GüterslohKultur

Riefenstahl: Ein Blick hinter die Fassade der Propagandistin

Im Dokumentarfilm «Riefenstahl», der auf dem Filmfestival in Venedig Premiere feierte, wird das widersprüchliche Bild der Nazi-Propagandistin Leni Riefenstahl (1902-2003) beleuchtet, deren manipulative Selbstinszenierung und unpolitische Legende durch neu entdeckte Interviews und private Aufzeichnungen widerlegt werden, was die kritische Auseinandersetzung mit ihrer Rolle im Nationalsozialismus von großer Bedeutung macht.

Eine außergewöhnliche Doku über Leni Riefenstahl hat kürzlich beim Filmfestival in Venedig Premiere gefeiert. Der Film mit dem Titel „Riefenstahl“, unter der Regie von Andres Veiel und produziert von Sandra Maischberger, ist eine faszinierende wie erschreckende Auseinandersetzung mit der umstrittenen Filmemacherin und ihrem Erbe.

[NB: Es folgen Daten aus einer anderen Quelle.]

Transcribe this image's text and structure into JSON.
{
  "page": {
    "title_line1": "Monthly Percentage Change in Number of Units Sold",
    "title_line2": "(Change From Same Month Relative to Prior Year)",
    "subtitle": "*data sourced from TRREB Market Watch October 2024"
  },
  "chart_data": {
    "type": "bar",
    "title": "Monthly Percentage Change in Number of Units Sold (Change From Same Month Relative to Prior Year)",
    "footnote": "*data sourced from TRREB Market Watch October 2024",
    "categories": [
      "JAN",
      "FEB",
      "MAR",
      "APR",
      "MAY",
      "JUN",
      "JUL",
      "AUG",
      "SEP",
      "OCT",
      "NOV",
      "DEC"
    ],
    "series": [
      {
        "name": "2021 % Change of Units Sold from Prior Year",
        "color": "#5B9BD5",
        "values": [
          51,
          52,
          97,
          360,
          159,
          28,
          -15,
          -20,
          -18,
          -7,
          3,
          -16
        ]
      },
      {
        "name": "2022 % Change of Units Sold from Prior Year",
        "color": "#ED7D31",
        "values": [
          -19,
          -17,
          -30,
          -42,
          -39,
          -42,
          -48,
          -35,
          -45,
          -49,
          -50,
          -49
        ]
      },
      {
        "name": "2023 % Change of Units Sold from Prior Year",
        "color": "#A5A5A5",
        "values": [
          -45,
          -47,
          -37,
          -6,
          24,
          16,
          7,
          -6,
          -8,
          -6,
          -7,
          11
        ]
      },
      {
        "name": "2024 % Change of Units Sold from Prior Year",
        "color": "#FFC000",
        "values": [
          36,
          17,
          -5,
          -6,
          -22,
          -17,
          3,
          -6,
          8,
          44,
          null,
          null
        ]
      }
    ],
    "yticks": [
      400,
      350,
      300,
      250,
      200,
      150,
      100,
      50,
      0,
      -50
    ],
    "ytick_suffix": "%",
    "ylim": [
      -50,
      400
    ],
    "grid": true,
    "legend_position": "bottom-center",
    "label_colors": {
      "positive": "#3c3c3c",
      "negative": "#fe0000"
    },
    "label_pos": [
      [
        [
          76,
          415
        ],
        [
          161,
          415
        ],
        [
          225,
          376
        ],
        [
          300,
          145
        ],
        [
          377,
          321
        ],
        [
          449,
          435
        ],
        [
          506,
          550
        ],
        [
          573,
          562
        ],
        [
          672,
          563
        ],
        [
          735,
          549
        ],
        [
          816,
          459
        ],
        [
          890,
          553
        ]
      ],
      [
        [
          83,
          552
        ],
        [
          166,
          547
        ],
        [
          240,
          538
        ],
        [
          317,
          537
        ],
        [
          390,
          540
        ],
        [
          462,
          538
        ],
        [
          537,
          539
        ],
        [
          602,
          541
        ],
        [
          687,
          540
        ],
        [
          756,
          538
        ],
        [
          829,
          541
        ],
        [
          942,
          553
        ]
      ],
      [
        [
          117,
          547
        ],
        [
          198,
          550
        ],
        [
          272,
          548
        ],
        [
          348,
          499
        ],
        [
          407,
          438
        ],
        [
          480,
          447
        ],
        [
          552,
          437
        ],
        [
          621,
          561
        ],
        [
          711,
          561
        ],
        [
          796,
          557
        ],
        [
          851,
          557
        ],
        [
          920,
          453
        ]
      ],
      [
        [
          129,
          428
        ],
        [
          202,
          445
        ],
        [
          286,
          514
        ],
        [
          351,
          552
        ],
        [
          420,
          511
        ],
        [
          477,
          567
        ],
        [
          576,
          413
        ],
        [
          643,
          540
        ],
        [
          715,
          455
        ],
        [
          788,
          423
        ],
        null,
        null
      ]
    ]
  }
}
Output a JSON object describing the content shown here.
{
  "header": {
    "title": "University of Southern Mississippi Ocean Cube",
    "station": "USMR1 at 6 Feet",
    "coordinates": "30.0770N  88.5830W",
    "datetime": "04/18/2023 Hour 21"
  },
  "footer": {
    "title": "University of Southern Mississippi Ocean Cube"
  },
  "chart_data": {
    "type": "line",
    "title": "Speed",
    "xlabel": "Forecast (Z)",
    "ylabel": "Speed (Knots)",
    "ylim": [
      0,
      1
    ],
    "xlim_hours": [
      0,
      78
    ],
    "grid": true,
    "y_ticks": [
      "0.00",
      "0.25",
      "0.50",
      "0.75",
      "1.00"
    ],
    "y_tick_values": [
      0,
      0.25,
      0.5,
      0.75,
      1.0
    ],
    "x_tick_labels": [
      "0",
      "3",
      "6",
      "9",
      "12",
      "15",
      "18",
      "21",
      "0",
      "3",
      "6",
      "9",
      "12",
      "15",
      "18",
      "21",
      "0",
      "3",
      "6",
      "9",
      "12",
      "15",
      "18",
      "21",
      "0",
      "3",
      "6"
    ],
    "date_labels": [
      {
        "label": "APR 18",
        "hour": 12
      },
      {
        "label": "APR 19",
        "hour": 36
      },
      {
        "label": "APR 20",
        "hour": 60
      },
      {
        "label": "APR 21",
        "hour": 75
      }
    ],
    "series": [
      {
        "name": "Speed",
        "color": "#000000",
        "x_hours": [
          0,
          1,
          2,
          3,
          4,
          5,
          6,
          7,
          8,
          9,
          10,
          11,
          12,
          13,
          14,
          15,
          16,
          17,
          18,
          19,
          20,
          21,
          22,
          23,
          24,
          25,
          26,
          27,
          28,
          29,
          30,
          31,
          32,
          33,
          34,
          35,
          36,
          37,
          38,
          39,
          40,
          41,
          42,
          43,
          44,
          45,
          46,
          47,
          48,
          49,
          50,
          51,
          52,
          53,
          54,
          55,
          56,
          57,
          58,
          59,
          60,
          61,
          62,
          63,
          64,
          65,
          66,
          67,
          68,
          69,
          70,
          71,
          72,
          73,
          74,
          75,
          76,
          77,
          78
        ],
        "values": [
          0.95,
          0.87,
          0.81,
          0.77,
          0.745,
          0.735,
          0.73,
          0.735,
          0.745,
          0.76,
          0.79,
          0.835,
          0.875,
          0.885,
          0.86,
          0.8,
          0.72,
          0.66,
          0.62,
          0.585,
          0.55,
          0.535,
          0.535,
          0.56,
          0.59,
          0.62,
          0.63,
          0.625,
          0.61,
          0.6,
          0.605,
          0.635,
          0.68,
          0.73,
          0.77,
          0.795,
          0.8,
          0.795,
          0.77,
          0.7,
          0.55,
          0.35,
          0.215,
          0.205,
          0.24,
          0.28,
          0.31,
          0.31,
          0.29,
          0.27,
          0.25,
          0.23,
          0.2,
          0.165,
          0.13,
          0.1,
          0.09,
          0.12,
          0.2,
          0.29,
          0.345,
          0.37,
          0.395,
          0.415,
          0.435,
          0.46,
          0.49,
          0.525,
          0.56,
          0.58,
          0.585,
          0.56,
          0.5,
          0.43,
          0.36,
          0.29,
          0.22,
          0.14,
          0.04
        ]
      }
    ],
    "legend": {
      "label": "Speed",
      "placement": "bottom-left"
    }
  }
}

Losgelöst von jeglicher Heroisierung zeigt die Dokumentation, wie Riefenstahl, die in der Zeit des Nationalsozialismus Filme für Adolf Hitler drehte, ihrer eigenen Vergangenheit ins Gesicht sieht.

In einer eindringlichen Videoaufnahme aus dem Jahr 1993 ist Riefenstahl dabei zu beobachten, wie sie begeistert über die Details ihrer eigenen Filme sprach, während im Hintergrund die marschierenden Klänge der Propagandamusik zu hören sind. Diese Bilder bieten dem Zuschauer einen schockierenden Einblick in die Selbstwahrnehmung einer Frau, die sich durch ihre Kunst untrennbar mit dem Regime verband, dessen Verbrechen heute unbestreitbar sind.

Ein Blick auf die Manipulation

Das Filmteam liefert ein vielschichtiges Bild von Riefenstahl, die stets darauf bedacht war, sich selbst ins beste Licht zu rücken. „Sie war eine großartige Manipulatorin – und sie war Schauspielerin“, sagte Maischberger. Die Dokumentation wird durch Aufzeichnungen ihres Nachlasses bereichert, der Veiel und Maischberger als erste zugänglich war. Dies ermöglicht eine tiefere Analyse ihres Verhältnisses zum NS-Regime.

Durch akribische Recherchen kam ans Licht, dass Riefenstahl 1932 Hitlers „Mein Kampf“ gelesen und sich nach deren Lektüre als Nationalsozialistin bezeichnet hatte. Dieser neue Blick auf ihre Vergangenheit können bislang unbekannte Facetten aufdecken. „So ein Dokument hätte ihre mühevoll aufgebaute Legende einer ‚Unpolitischen‘ mit einem Schlag eingerissen“, erklärt Veiel bezüglich der Erkenntnisse, die aus Riefenstahls persönlichem Archiv gewonnen werden konnten. Der Film knüpft nicht nur an diese Entdeckungen an; er zeigt auch private Einblicke, einschließlich Telefonate und persönliche Aufzeichnungen, die Riefenstahls wahren Charakter offenbaren könnten.

Riefenstahl wird auch als Frau mit einem komplexen privaten Leben dargestellt. In der Dokumentation wird erwähnt, dass Joseph Goebbels versucht hatte, sie für sich zu gewinnen, was sie jedoch als Belästigung ansah. „Was er alles probiert hat, um mich zu kriegen“, erinnert sie sich. Solche Passagen zeigen, dass ihr Leben nicht nur von ihrer Verbindung zum Regime, sondern auch von persönlichen Herausforderungen geprägt war.

Nach dem Zweiten Weltkrieg fand Riefenstahl eine neue Leidenschaft in der Fotografie, blieb jedoch privat distanziert gegenüber ihrer eigenen ikonischen Vergangenheit. Trotz ihrer millionenschweren Filme, die die Ideologie des NS-Regimes propagierten, gab sie oft an, unpolitisch gewesen zu sein. Ihre Aussage über „Triumph des Willens“ aus dem Jahr 1993, dass Antisemitismus und Rassenlehre darin nicht thematisiert werden, steht dem entgegen und wirft Fragen nach ihrer Integrität auf.

Maischberger, die Riefenstahl an dessen 100. Geburtstag für ein Interview traf, beschreibt diese als „durch und durch überzeugte Faschistin und Nationalsozialistin“. Diese Einschätzung unterstreicht die von ihr gewonnenen Erkenntnisse nach intensiver Forschung im Nachlass. Der Film „Riefenstahl“ wird am 31. Oktober in die Kinos kommen und damit die Debatte über Riefenstahls Erbe und die Faszination ihrer Filme erneut anstoßen.